Aug 10, 2012; Cincinnati, OH, USA; Cincinnati Bengals running back BenJarvus Green-Ellis (42) runs with the ball against the New York Jets at Paul Brown Stadium. Mandatory Credit: Matthew Emmons-US PRESSWIRE
There are a lot of things that a coaching staff hopes to see and achieve in their teams' preseason games--particularly in the first one. The Bengals succeeded in a lot of areas on Friday night against the Jets and dominated throughout most of the game. As Josh Kirkendall noted in a post game breakdown, the defense really shined in the first game. We figured that they would because of the depth and how they have looked in camp thus far.

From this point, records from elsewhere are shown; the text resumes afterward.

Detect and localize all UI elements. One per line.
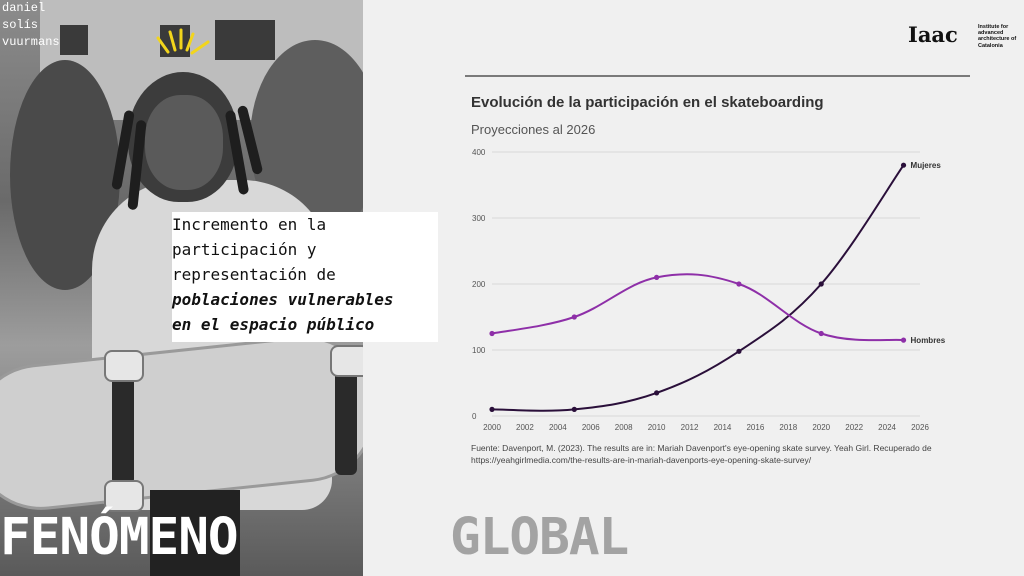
- x-tick-label: 2020: [812, 423, 830, 432]
- data-point: [489, 406, 495, 412]
- skateboard-wheel: [330, 345, 363, 377]
- headline-left: FENÓMENO: [0, 508, 239, 567]
- y-tick-label: 300: [472, 214, 486, 223]
- x-tick-label: 2002: [516, 423, 534, 432]
- x-tick-label: 2006: [582, 423, 600, 432]
- logo-text: Institute for advanced architecture of C…: [978, 24, 1017, 49]
- chart-series: Mujeres Hombres: [489, 161, 946, 412]
- callout-line: representación de: [172, 265, 336, 284]
- skateboard-truck: [335, 355, 357, 475]
- skateboard-truck: [112, 365, 134, 485]
- data-point: [654, 390, 660, 396]
- y-tick-label: 400: [472, 148, 486, 157]
- data-point: [736, 281, 742, 287]
- x-tick-label: 2026: [911, 423, 929, 432]
- x-tick-label: 2014: [714, 423, 732, 432]
- series-label: Mujeres: [911, 161, 942, 170]
- sparkle-rays-icon: [156, 28, 210, 55]
- data-point: [654, 274, 660, 280]
- headline-right: GLOBAL: [450, 508, 629, 567]
- chart-title: Evolución de la participación en el skat…: [471, 94, 824, 111]
- data-point: [489, 330, 495, 337]
- window: [60, 25, 88, 55]
- window: [215, 20, 275, 60]
- source-citation: Fuente: Davenport, M. (2023). The result…: [471, 443, 932, 465]
- x-tick-label: 2004: [549, 423, 567, 432]
- series-line: [491, 273, 904, 342]
- data-point: [571, 406, 577, 412]
- y-tick-label: 100: [472, 346, 486, 355]
- logo-mark: Iaac: [908, 22, 958, 47]
- divider: [465, 75, 970, 77]
- data-point: [900, 337, 907, 343]
- y-tick-label: 200: [472, 280, 486, 289]
- data-point: [818, 330, 824, 337]
- callout-line: participación y: [172, 240, 317, 259]
- skateboard-wheel: [104, 350, 144, 382]
- data-point: [736, 348, 742, 354]
- x-tick-label: 2000: [483, 423, 501, 432]
- photo-credit: daniel solís vuurmans: [2, 1, 60, 49]
- y-axis: 0 100 200 300 400: [472, 148, 486, 421]
- x-tick-label: 2010: [648, 423, 666, 432]
- callout-box: Incremento en la participación y represe…: [172, 212, 438, 342]
- callout-emphasis: poblaciones vulnerables: [172, 290, 394, 309]
- x-tick-label: 2022: [845, 423, 863, 432]
- callout-line: Incremento en la: [172, 215, 327, 234]
- face: [145, 95, 223, 190]
- skateboard-wheel: [104, 480, 144, 512]
- y-tick-label: 0: [472, 412, 477, 421]
- window: [160, 25, 190, 57]
- x-tick-label: 2018: [779, 423, 797, 432]
- data-point: [900, 162, 907, 168]
- x-axis: 2000 2002 2004 2006 2008 2010 2012 2014 2016 2018…: [483, 423, 929, 432]
- data-point: [818, 281, 824, 287]
- series-line: [491, 164, 905, 412]
- x-tick-label: 2024: [878, 423, 896, 432]
- legs: [150, 490, 240, 576]
- chart-grid: [492, 151, 920, 417]
- data-point: [571, 314, 577, 320]
- series-label: Hombres: [911, 336, 946, 345]
- chart-subtitle: Proyecciones al 2026: [471, 122, 596, 137]
- x-tick-label: 2016: [746, 423, 764, 432]
- callout-emphasis: en el espacio público: [172, 315, 375, 334]
- x-tick-label: 2012: [681, 423, 699, 432]
- x-tick-label: 2008: [615, 423, 633, 432]
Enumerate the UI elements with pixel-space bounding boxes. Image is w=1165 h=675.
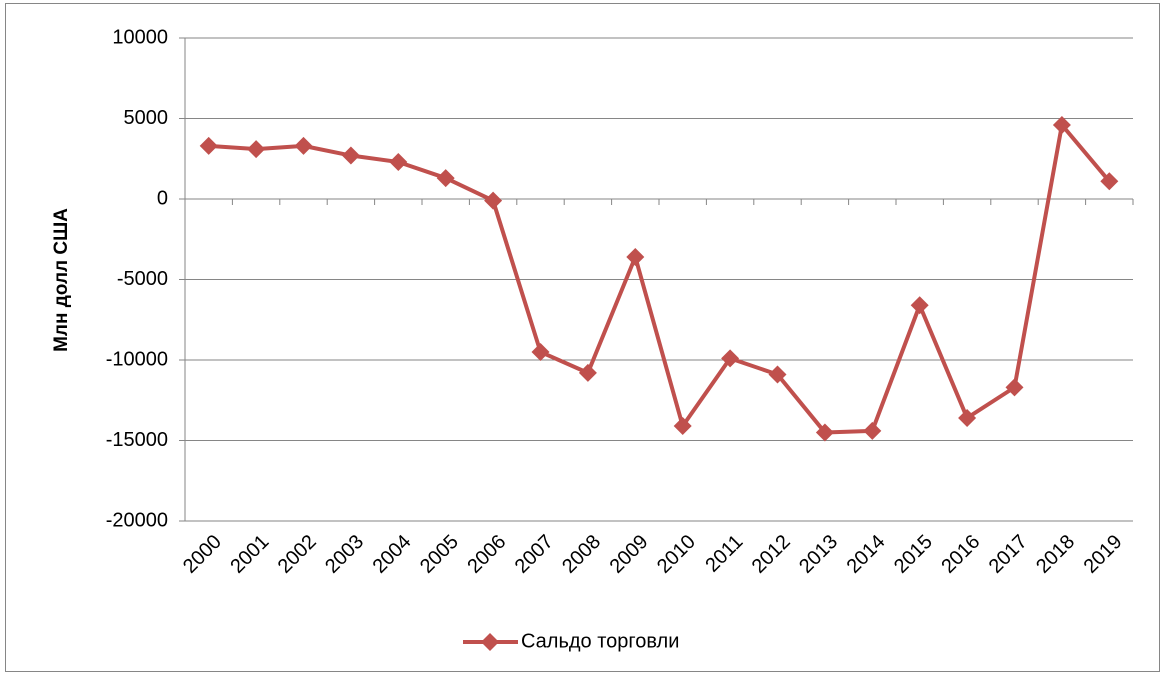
data-point xyxy=(531,342,550,361)
data-point xyxy=(863,421,882,440)
data-point xyxy=(247,140,266,159)
y-tick-label: 0 xyxy=(157,187,168,209)
legend-marker xyxy=(481,633,499,651)
data-point xyxy=(721,349,740,368)
chart-frame xyxy=(5,3,1160,672)
legend-label: Сальдо торговли xyxy=(521,630,679,652)
data-point xyxy=(1100,172,1119,191)
y-tick-label: -15000 xyxy=(106,429,168,451)
data-point xyxy=(958,408,977,427)
data-point xyxy=(673,417,692,436)
data-point xyxy=(626,247,645,266)
data-point xyxy=(910,296,929,315)
data-point xyxy=(436,169,455,188)
data-point xyxy=(815,423,834,442)
y-axis-title: Млн долл США xyxy=(51,208,72,352)
y-tick-label: 5000 xyxy=(124,107,169,129)
data-point xyxy=(484,191,503,210)
y-tick-label: 10000 xyxy=(112,26,168,48)
data-point xyxy=(578,363,597,382)
y-tick-label: -5000 xyxy=(117,268,168,290)
data-point xyxy=(294,136,313,155)
y-tick-label: -20000 xyxy=(106,509,168,531)
data-point xyxy=(389,152,408,171)
data-point xyxy=(1005,378,1024,397)
data-point xyxy=(1052,115,1071,134)
data-point xyxy=(341,146,360,165)
data-point xyxy=(199,136,218,155)
data-point xyxy=(768,365,787,384)
y-tick-label: -10000 xyxy=(106,348,168,370)
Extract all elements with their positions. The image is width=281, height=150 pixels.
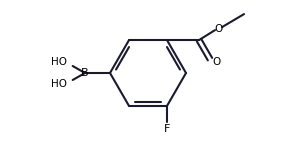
Text: B: B	[81, 68, 89, 78]
Text: F: F	[164, 124, 170, 134]
Text: O: O	[212, 57, 220, 67]
Text: HO: HO	[51, 79, 67, 89]
Text: O: O	[214, 24, 222, 34]
Text: HO: HO	[51, 57, 67, 67]
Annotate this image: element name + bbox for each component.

Though it's not time to sound the alarm, there are still some concerns on offense that reared its ugly head and caused fans to grimace. Some of the issues could be attributed to rust and getting first live game action of the year. Fine. Other issues though, were eerily similar to those that plagued the offense last year.
Starting quarterback Andy Dalton finished just four for nine with 54 yards passing, with no touchdowns or interceptions. He led the team on one scoring possession that led to a field goal early on and then his day was done. Because of the rust that I mentioned earlier, Dalton should have finished six for nine with roughly 70 yards and a touchdown. Why didn't he? A.J. Green dropped what should have been a five-yard touchdown and Jermaine Gresham dropped a third down pass that would have garnered another handful of yards. It's the first game of 2012 and we don't expect those two, who have the best hands on the Bengals offense, to continue that trend.
But, two major issues seem to have carried over from 2011. The first is the running game struggles. Last season's starter, Cedric Benson, amassed another 1,000-yard season, but did so on a 3.9 yards per carry average. While there were some nice runs by Benson, there were also a number of fumbles over the year, as well as struggles converting short-yardage situations and touchdowns in goal line packages. The Bengals were ranked 24th in the NFL last season in red zone scoring--it was an Achilles heel for the team all year.
The team had hoped that with two new starting guards in Travelle Wharton and Kevin Zeitler, as well as a new running back in BenJarvus Green-Eliis, that this aspect of the offense would be vastly improved. In the small sample size we received on Friday, it looked like a page out of 2011's playbook. Green-Ellis only gained 22 yards on seven carries for a 3.1 yards per carry average. Though he consistently moved forward, Green-Ellis only broke one run of note: a 12-yarder that he bounced outside. Other than that, Green-Ellis had a tough time finding holes to run through and was stuffed on a goal line situation run. Now that the Bengals lost Wharton for the season because of a knee injury, that isn't going to help any.
Overall, the team's backs ran 31 times for 86 yards and one touchdown. Cedric Peerman led the team with seven carries for thirty yards and their lone offensive score. Green-Ellis' 12-yard run was the long of the day. In case you haven't invested in a calculator, that adds up to a 2.8 yards per carry average for the team on Friday. That's simply not good enough. While "hanging onto the football" and "falling forward" are nice attributes to a running back corps, at some point more big plays have to be made and touchdowns need to be scored.
Again, it isn't panic mode time yet. There are three more games to play and the team has yet to fully settle the hole that Wharton left at the left guard position. The team's "big play back" Bernard Scott should be available by the time the regular season commences and that should help things. Still, Dalton is still a young quarterback who will need help from this part of the offense. The fact that a rookie quarterback was able to make the playoffs without an effective running game in 2011 was nothing short of a miracle. Though Dalton has no doubt matured as an NFL quarterback, the team can't rely on the same formula in 2012. The running game simply needs to improve.